Fortunately, the 3D Game Kit has very well made component based gameplay toolset, which is easy to use, even for those who don’t know how to write code. After I explained to her the basics, Dotti was able to implement most of the gameplay elements without my active help.

She made all the pop-up dialogues, triggers, burning crates, collapsing rocks, and the puzzle room by herself. This really speeds up the development, because I could focus on other parts of the game which requires heavy coding.

Player Character

Jumping is too strong in the current form. This is clear since the last playtest. After some trial, I made two changes.

The player character has two stances, stealth and normal. The player can’t switch between them, this is handled automatically. In the first two sections of our prototype level, the stealth stance will be active, while on the other two the normal.

In stealth stance, the player can move slower and not able to jump. I use different animation in stealth and in the normal mode to distinguish these two state.

Once I did this, I tested the game, and immediately have the oooh moment. I forgot that the first parts of the level also need the player to go higher ground. This could be a failure for me, but it wasn’t.

We removed the deep connection between the player and the shadow when we decided how the stealth should work (check Week 3). Stealth mechanics work very well, so we need something in place of it to represent this connection.

In the time we wrote the concept document, I had an idea of shadow dash, but we cut it out from the concept document for some reason. Now it was the time to grab that feature and put it into the game. Well, at least make a prototype and convince Dotti about it. (spoiler: I succeed)

Shadow dash is the new ‘jump’ in stealth mode. She moves forward with high speed until she reaches her destination, or a wall blocks her way. The idea came from Witcher 3 by the way, I really love Ciri’s dash ability, and I’m sure I’m not alone with this.

I want to allow the player to use this ability only from a shadow, and rewarding her when she arrives into a shadowy area. To achieve this, I implemented the Shadow Form. I only allow shadow dash, when the player is in this form.

When the player stays in the shadow long enough, her skin and hair changes its color and enters the shadow form. If she steps out of the shadow, her connection to the shadows weakens, and her skin and hair return to the original color.

During the shadow dash, the player moves to the shadow plane, because of this the light don’t weaken her connection.
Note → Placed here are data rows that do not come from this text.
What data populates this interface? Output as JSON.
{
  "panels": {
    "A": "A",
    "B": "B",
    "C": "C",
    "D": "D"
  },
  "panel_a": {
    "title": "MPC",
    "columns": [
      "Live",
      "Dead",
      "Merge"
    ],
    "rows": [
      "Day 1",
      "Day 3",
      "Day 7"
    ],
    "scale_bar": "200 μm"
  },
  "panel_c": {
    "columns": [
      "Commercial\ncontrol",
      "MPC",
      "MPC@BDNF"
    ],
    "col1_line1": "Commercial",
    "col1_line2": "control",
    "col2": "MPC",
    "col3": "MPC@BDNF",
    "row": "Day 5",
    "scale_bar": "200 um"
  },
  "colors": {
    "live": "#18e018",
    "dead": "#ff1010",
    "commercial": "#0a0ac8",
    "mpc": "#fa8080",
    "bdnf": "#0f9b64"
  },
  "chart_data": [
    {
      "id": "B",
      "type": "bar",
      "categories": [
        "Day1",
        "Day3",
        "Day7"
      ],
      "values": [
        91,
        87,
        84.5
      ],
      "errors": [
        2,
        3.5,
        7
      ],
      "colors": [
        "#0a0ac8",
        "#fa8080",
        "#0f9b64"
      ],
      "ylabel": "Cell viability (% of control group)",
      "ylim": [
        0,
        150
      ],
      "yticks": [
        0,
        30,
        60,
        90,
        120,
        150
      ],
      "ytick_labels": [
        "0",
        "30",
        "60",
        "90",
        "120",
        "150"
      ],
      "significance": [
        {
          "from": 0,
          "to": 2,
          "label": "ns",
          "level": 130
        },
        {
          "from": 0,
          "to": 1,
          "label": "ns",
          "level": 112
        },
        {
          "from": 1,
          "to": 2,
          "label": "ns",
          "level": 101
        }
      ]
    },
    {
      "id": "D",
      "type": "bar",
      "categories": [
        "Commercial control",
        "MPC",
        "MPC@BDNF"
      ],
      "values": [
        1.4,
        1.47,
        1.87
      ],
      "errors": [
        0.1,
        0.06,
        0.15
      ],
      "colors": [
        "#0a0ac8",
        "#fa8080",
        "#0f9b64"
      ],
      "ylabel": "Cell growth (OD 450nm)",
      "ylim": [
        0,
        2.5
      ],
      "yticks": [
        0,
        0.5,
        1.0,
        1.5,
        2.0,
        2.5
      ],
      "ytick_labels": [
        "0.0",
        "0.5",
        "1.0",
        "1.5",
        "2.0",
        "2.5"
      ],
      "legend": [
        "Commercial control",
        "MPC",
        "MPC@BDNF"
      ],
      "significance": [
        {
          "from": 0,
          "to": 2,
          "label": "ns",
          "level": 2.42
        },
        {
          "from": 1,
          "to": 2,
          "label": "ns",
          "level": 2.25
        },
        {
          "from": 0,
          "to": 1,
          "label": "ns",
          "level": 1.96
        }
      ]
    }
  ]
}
That being said, she can continuously dash as long as she arrives at a shadowy place.

Welcome screen and the game end scene

Even if this is just a prototype, I couldn’t let the game floating in the space, I wanted to give it a frame. I made a simple main menu and an ending scene.

We were curious, how much time does it take to our testers to go through the level, so I made a simple stopper scriptable object, to measure the playtime. I needed 5 minutes to finish the game.

The Light Entity

Since Dotti couldn’t resist the calling of Blender too long, she made a new model, this time the third participant of the level: the Light Entity.

While writing a good story is way out of our scope, we think about the story, that will be told in some day. The game is about the invasion of an evil army (perhaps demons), the world’s civilization is terrorized by this army, and only angels could defeat them.

However, angels disappeared a long time ago. Legends told, the natives of these lands were the shadowlings: small humanoids who had a strong connection with the shadow plane. Angels being light-based creatures were natural enemies of them. The shadowlings managed to imprison all the angels into mystical seals. Nobody knows if this is true, or just a fairytale.

The player is a member of the shadowling race, she knows the history of her kind and the seal’s location. Understanding the danger of the evil army decides she will break all the seals and put an end to the invasion.

The story is just an idea that came up during the development, it might change over time, but right now it’s very inspiring to work based on this.